Для Майкова, как и для Ломоносова, библейские тексты были способом выразить собственные чувства и переживания, поскольку строгие нормативы поэтики классицизма других способов для этой цели не предоставляли. При этом главный мотив псалмов, отобранных Майковым, — не борьба с врагами, как у мужественного Ломоносова, но выражение надежды, связанной с упованием на бога.

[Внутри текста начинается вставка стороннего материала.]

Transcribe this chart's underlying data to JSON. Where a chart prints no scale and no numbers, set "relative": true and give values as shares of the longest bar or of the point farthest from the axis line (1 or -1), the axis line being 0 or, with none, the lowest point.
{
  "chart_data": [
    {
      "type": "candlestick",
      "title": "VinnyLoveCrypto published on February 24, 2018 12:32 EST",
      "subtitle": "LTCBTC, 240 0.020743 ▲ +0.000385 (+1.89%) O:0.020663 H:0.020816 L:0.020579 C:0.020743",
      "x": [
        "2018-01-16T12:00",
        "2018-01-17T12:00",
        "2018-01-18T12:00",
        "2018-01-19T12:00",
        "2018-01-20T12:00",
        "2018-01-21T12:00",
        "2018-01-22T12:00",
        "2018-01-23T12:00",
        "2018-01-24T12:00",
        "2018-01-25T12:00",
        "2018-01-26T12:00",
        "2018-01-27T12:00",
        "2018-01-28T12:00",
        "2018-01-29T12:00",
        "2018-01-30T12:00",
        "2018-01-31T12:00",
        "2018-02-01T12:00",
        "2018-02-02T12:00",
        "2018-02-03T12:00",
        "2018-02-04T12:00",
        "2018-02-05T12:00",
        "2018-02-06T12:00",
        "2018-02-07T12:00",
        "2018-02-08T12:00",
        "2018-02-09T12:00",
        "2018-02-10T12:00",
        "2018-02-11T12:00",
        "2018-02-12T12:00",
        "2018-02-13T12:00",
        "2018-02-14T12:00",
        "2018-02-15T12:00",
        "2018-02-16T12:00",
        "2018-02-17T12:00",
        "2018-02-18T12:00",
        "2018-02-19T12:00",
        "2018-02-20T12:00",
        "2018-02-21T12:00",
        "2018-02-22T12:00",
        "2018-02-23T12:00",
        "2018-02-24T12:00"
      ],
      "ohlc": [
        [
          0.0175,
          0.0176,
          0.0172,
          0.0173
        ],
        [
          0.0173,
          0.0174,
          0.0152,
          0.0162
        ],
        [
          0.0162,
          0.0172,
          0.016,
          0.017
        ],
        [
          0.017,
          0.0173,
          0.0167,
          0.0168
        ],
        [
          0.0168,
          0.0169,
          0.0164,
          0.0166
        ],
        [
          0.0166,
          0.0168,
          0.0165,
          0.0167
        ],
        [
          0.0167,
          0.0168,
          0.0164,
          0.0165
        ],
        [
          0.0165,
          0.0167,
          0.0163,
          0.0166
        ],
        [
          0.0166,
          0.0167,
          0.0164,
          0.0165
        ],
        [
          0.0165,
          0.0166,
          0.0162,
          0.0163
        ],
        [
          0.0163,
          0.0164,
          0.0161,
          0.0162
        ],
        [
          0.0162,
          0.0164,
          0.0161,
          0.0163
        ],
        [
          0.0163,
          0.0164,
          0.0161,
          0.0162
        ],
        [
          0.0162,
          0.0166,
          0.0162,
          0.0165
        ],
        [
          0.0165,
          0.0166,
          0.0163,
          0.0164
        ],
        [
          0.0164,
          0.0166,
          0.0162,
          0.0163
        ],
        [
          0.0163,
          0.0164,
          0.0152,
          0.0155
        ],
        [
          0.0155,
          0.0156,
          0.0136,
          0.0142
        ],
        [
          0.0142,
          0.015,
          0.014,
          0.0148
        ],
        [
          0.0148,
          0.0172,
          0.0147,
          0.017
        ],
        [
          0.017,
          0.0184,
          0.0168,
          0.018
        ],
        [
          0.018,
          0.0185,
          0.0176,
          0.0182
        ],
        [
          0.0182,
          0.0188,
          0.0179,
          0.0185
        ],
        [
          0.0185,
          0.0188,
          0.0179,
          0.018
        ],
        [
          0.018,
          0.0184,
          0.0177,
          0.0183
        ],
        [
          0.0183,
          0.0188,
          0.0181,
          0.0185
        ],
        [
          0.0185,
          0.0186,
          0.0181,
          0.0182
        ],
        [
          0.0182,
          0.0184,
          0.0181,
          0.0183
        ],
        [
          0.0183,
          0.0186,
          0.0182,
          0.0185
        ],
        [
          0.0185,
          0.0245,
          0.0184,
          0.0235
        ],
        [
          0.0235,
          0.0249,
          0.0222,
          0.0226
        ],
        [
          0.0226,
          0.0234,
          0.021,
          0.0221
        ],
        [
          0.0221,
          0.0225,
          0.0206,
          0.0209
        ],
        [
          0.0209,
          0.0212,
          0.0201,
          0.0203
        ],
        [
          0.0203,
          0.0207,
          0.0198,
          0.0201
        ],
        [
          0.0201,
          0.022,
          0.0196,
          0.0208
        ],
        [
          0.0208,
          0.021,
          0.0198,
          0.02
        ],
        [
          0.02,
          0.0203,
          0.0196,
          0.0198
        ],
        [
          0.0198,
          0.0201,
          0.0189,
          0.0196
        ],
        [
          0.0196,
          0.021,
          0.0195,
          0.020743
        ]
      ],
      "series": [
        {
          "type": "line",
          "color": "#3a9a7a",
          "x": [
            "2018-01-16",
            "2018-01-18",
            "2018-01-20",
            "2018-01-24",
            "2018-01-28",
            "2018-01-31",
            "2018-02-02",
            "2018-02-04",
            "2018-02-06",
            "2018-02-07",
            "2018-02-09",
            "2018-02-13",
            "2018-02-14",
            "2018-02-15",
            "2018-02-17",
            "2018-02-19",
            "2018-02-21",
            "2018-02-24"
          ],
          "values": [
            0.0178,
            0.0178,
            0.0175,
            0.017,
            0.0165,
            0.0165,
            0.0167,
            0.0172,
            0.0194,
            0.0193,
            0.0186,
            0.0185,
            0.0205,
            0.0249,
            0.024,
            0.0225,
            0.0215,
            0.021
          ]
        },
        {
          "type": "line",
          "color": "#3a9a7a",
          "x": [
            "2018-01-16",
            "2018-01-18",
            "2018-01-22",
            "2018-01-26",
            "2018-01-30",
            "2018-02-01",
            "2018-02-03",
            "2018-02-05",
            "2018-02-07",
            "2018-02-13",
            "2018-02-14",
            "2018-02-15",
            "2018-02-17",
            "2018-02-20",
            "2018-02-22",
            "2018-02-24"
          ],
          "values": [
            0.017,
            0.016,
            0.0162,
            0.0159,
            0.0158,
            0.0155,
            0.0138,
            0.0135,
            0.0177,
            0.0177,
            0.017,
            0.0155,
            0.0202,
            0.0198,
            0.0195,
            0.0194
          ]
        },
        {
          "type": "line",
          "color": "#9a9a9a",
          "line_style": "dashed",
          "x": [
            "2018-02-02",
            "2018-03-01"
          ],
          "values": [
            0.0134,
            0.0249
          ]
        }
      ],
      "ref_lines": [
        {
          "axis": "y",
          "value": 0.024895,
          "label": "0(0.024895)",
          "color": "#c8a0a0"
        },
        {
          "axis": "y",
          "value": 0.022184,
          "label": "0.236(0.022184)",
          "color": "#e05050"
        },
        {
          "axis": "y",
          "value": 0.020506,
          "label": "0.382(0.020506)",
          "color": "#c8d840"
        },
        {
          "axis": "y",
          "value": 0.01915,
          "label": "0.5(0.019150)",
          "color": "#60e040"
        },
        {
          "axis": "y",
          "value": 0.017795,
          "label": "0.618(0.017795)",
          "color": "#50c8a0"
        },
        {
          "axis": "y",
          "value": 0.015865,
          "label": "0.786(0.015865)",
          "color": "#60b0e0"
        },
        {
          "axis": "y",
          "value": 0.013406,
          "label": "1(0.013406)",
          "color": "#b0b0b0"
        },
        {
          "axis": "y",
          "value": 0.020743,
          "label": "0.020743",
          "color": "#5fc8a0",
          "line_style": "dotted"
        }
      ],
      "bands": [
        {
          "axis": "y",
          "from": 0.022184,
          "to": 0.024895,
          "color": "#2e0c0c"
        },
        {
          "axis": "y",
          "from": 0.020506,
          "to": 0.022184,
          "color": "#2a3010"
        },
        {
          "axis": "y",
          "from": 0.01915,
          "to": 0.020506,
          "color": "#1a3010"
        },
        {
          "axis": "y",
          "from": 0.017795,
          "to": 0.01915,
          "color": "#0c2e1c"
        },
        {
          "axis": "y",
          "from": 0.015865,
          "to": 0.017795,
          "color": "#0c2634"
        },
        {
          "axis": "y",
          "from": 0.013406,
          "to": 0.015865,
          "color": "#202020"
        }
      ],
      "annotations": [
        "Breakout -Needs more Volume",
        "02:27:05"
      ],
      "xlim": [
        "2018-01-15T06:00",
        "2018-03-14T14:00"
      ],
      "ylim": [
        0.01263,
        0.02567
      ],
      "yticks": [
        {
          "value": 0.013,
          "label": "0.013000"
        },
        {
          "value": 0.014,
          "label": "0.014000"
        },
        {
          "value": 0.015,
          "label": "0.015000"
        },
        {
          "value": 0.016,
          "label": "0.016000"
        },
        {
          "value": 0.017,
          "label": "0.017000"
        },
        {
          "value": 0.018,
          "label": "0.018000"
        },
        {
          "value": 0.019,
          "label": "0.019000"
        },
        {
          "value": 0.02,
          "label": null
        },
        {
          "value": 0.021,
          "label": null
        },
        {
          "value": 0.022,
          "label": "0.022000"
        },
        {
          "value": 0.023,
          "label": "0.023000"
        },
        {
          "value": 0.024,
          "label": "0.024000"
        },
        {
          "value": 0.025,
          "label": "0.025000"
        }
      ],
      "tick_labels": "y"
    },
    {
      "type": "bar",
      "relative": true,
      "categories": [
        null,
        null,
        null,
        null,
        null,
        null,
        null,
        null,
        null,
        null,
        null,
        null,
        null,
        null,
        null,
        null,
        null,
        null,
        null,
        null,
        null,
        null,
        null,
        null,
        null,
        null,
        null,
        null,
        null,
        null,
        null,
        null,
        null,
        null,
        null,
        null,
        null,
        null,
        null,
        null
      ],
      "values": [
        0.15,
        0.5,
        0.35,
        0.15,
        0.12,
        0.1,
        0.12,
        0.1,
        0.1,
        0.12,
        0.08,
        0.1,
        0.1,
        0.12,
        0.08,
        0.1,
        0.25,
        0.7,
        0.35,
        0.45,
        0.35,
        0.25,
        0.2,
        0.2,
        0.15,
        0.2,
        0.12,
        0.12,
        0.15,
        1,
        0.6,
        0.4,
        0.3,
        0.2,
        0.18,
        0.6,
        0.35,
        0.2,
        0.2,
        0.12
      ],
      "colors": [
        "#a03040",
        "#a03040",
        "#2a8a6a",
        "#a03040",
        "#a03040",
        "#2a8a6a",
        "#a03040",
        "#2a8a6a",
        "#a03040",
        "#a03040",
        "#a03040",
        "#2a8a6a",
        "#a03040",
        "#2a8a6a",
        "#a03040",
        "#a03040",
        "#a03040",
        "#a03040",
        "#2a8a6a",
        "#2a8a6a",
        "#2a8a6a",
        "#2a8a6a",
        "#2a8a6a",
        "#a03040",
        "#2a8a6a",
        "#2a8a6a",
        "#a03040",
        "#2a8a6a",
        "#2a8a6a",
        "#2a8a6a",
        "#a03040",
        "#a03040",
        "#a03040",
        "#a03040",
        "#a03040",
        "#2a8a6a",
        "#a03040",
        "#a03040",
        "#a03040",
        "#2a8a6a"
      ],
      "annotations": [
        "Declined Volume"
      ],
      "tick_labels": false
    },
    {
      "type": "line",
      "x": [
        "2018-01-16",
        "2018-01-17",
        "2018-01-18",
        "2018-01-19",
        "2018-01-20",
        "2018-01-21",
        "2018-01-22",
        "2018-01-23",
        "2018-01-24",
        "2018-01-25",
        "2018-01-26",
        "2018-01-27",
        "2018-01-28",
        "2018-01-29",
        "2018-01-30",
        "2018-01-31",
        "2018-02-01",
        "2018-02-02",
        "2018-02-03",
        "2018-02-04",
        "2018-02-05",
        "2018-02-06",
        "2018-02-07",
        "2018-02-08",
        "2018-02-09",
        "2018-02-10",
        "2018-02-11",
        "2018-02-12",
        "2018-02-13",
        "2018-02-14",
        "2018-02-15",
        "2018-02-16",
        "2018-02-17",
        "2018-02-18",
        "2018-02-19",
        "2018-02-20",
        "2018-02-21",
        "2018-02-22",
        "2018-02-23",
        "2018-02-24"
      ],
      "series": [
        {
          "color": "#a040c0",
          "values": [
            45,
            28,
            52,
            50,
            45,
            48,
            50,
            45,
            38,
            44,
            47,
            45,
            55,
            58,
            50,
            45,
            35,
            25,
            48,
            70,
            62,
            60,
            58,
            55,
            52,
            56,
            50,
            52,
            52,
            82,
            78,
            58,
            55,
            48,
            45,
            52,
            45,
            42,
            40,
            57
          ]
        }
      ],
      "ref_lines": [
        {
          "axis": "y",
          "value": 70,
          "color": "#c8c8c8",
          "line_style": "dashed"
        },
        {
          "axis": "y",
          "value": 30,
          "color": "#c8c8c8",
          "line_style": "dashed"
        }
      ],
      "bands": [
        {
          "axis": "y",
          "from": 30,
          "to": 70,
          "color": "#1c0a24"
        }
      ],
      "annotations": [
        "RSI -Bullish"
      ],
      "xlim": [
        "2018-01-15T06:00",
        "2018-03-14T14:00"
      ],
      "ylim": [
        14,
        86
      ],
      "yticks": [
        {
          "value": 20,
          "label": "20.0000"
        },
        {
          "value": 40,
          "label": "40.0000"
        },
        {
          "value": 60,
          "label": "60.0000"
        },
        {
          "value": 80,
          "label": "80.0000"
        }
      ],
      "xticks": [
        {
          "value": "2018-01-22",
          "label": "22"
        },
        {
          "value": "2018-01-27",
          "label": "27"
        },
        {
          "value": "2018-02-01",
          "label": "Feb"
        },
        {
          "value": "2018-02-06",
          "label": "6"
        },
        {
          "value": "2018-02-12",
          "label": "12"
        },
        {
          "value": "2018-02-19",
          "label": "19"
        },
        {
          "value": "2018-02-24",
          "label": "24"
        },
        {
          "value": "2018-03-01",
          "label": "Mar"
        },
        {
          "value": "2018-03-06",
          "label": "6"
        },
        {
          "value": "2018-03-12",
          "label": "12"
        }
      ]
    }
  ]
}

В переложении 81-го псалма, относящемся уже к 1773 году, Майков совпал с Державиным, который семью годами позднее напечатал в «Санктпетербургском вестнике» свои стихи «Властителям и судиям» (1780, ноябрь). Переложенный Державиным 81-й псалом прозвучал грозным обличением российских властителей и судей и подвергся цензурным преследованиям. А через пятнадцать лет, в 1795 году, после того как во Франции был казнен Людовик XVI, Екатерина увидела в державинском тексте 81-го псалма «якобинство», и поэту, если бы он не сумел оправдаться, предстоял допрос у секретаря тайной канцелярии Шешковского. В глазах читателя, стало быть, стихотворение имело самый радикальный характер. Державин восклицал, обращаясь к сильным мира сего:
Цари! Я мнил, вы боги властны,
Никто над вами не судья,
Но вы, как я подобно, страстны,
И так же смертны, как и я.
Майков справился с переложением не столь успешно: он расширил текст псалма по сравнению с оригиналом, у него обличения лишены конкретности, не звучат злободневно и остро.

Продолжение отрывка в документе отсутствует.